Из посетителей палладианской Ротонды кто не знает прекрасной виллы Вальмарана – кому не улыбались и не жестикулировали каменные уродцы и карлики на стене ее сада, кого не манили украшающие ее фрески Тьеполо! Не будучи произведением самого Палладио, дом виллы Вальмарана уже одним распределением окон свидетельствует об его искусстве. Стены его внутри расписаны Тьеполо во всем блеске, во всей буйности таланта. Все миры романтики призваны здесь венецианским мастером, чтобы стать игралищем его воображения. Илиада и Энеида, Orlando Furioso и Gerusalemone Liberata[347] в равной мере служат его капризам и вымыслам. Среди написанных колонн и арок полубоги венецианской Одиссеи купаются в шелковых разливах морей и небес. В кулисной перспективе высятся театральные шатры лагеря троянцев, из которого Ахилл увлекает Бризеиду, одетую в великолепное платье венецианского Settecento[348]. Анджелика и Медор являют несказанную томность поз среди волшебных пейзажей с пиниями или в хижинах пастухов детской сказки, в то время как счастливый беспорядок шелков покинутой супруги Ринальдо открывает ее грудь и колено, соперничающие в ласковости с жемчугом ее шеи. С никогда и никем не достигнутой легкостью и нервностью прикосновения пробегает кисть Тьеполо по этим стенам, оставляя на них краски какой-то вечной авроры, розовой и соломенно-желтой, огнистой и охлажденной, серебряно-облачной и растворенно-голубой. Разнообразие форм, веществ, светов и переливов выплескивается им с расточительностью венецианца, скопившего веками исторические богатства и спешащего тратить, зная, что некому наследовать их. Граница между фантазией и природой не существует для него, и он так же верит в этого рыцарского коня одного из эпизодов Ариосто, как и в этого гиппогрифа, несущегося между иллюзорных колонн.
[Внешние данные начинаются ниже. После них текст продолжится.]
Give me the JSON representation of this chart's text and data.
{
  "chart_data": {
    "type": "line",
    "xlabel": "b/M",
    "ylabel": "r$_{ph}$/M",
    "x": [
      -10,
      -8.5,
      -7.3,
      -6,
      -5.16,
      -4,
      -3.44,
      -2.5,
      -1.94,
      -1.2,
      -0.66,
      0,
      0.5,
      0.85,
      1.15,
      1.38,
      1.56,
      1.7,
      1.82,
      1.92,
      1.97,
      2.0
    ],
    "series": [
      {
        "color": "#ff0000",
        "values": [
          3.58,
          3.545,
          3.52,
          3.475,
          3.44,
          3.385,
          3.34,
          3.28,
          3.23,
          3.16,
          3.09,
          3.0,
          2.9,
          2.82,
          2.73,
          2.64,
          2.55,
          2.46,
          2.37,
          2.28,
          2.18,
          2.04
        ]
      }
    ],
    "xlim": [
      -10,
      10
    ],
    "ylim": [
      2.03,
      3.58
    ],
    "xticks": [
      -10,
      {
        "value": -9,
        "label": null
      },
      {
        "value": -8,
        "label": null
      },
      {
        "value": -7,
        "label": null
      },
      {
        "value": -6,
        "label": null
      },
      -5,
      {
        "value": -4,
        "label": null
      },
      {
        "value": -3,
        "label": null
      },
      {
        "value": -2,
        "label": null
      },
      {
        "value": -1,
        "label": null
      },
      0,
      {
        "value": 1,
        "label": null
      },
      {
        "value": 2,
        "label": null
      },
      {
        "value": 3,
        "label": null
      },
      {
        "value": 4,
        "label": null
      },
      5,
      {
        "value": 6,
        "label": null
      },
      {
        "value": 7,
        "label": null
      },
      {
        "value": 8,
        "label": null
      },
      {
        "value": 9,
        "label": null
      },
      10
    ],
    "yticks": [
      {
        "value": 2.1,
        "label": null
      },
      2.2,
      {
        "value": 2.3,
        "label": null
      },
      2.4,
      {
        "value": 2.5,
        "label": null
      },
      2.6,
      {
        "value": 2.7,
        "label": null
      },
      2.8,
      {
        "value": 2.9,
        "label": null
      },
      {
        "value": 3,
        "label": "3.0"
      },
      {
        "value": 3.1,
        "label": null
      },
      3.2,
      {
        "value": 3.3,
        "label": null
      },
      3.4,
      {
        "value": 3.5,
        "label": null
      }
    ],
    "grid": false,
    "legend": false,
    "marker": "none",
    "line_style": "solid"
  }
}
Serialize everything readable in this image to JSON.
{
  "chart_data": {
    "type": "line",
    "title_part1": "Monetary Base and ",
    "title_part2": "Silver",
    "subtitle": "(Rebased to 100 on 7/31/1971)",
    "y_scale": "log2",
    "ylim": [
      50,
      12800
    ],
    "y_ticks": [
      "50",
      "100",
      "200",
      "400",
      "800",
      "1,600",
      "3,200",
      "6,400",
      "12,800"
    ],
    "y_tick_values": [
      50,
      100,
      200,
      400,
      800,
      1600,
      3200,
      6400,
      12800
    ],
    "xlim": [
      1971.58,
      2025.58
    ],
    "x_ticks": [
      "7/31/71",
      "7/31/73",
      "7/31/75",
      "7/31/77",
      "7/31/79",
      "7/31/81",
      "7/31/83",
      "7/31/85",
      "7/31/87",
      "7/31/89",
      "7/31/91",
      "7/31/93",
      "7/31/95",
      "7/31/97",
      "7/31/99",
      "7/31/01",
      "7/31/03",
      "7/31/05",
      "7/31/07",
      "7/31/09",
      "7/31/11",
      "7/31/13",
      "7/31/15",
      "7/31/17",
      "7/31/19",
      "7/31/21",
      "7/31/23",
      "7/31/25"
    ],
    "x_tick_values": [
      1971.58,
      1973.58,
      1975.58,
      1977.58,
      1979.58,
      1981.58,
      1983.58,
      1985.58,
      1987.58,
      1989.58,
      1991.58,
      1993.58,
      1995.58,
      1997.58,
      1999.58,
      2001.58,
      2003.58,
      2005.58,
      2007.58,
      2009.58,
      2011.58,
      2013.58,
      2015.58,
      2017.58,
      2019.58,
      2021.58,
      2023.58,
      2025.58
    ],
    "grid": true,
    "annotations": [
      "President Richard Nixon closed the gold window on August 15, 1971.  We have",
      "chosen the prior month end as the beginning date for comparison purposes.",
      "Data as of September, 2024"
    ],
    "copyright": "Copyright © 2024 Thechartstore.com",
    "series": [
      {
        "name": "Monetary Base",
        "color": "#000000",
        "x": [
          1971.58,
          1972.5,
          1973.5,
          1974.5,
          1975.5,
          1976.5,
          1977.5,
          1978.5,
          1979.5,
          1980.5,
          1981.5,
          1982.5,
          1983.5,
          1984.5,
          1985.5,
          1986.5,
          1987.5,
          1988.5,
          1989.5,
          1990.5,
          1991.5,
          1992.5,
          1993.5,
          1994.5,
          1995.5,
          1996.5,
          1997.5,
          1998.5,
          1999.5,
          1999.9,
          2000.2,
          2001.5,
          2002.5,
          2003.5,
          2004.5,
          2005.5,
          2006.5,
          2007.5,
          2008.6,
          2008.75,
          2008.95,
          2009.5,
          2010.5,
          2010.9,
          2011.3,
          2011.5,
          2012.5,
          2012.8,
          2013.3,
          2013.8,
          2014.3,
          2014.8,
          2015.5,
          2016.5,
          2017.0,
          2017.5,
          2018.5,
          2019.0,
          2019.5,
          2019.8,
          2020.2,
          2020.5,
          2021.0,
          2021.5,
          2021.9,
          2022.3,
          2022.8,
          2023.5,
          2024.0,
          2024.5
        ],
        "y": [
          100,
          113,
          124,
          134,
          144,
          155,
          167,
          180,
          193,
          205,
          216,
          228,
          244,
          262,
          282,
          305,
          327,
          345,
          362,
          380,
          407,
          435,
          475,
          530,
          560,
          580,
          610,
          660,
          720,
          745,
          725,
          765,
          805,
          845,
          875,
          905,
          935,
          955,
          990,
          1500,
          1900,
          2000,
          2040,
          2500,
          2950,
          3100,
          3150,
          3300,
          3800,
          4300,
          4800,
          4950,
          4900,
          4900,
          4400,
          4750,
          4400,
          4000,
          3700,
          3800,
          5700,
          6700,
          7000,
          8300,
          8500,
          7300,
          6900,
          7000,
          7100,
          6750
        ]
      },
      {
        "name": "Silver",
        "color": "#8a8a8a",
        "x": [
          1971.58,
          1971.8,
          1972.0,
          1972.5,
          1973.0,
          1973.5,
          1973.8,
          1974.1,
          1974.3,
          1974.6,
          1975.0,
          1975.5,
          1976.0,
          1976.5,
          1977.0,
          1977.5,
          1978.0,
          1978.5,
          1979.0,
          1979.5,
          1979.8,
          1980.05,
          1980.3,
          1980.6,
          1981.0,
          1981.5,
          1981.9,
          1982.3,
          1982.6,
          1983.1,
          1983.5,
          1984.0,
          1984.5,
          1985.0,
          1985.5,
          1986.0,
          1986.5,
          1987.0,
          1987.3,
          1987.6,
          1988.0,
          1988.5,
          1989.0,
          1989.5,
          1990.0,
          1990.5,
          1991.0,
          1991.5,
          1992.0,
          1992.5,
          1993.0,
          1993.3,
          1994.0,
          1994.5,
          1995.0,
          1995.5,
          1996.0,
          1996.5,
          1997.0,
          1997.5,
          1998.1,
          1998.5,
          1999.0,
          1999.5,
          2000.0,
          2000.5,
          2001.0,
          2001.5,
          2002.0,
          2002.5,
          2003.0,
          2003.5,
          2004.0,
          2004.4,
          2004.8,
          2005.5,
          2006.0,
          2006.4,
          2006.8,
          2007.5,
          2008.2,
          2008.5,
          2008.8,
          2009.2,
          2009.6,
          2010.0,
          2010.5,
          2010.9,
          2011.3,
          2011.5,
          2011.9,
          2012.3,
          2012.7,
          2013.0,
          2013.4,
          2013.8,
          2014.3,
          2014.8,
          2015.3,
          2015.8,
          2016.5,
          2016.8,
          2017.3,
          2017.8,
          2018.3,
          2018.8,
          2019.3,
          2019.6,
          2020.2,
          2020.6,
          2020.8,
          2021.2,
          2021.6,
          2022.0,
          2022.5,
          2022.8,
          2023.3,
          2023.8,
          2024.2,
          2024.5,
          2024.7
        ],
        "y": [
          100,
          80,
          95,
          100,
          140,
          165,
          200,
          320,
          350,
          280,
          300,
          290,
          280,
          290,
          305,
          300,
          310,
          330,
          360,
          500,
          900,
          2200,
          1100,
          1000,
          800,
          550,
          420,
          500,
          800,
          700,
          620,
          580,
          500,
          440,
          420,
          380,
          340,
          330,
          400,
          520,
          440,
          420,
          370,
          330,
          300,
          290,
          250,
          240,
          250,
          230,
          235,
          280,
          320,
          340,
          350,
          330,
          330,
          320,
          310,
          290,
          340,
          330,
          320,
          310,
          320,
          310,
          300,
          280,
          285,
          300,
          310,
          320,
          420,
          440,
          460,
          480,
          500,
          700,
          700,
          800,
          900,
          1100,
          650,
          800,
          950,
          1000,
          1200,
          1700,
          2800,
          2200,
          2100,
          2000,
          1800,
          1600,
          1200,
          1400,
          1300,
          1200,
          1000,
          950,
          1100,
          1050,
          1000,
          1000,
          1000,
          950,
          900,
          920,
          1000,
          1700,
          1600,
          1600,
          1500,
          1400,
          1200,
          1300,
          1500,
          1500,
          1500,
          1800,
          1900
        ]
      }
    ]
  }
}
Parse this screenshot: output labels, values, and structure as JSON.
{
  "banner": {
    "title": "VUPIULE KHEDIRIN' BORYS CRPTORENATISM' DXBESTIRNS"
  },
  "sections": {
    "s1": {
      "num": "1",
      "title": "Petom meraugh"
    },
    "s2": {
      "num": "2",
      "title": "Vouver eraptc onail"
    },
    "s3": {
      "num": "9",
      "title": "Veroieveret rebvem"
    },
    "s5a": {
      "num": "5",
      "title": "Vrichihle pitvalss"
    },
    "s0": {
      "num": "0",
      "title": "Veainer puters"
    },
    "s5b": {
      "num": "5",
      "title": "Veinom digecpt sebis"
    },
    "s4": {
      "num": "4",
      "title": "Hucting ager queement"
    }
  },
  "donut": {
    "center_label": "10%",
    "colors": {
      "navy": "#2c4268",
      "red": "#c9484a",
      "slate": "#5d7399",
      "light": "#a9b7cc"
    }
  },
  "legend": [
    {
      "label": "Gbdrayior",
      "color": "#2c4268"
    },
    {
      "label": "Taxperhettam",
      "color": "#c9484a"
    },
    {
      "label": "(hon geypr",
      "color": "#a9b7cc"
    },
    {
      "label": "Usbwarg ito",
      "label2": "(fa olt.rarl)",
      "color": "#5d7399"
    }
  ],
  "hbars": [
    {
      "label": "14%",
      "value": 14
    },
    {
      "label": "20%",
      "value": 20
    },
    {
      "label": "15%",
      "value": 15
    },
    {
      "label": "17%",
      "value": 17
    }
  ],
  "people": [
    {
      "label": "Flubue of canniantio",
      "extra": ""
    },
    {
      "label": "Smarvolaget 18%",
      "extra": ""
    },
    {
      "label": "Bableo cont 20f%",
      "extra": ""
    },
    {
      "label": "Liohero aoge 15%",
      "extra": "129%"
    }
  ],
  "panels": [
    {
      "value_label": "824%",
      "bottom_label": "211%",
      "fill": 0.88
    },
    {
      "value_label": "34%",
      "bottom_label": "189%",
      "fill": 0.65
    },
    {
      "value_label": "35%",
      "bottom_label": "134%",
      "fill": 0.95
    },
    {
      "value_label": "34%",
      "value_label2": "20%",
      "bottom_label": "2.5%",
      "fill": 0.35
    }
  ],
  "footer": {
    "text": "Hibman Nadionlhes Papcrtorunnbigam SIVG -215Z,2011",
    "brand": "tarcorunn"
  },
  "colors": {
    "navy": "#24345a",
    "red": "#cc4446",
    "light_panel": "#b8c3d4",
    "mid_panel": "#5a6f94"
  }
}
Оглушенные несколько этими оркестрами Тьеполо, мы выходим в солнечный двор Вальмарана, грезя о странном вакхизме романтики, воздушном и полном болезненной нежности, как иные сцены комедий Шекспира. Мы вступаем затем в прохладу невысокого продолговатого здания, так называемой forestieria[349], служившей некогда для ночлега гостей. Фантазия Тьеполо вновь замыкает нас здесь в свой магический круг. Написанные им или его помощниками, на стенах forestieria нам улыбаются боги театральной мифологии и маски народной комедии. Венецианцы и венецианки в костюмах карнавала, поселяне на фоне пейзажей Виченцы соседствуют здесь с китайцами, покинувшими фаянс и фарфор для стен Тьеполо, с неграми и обезьянами пиров Веронезе, разыгрывающими свои роли в традиционной мимике trompe l’oeuil[350]. Все писано здесь сухой огненной кистью, все родилось из божественного пламени, которым проникнут и этот полдень за стенами forestieria, пока в прохладе ее опустелых комнат гудит пчела над деревенским столом, где вянут запоздалые персики, подобранные в садах Вальмарана.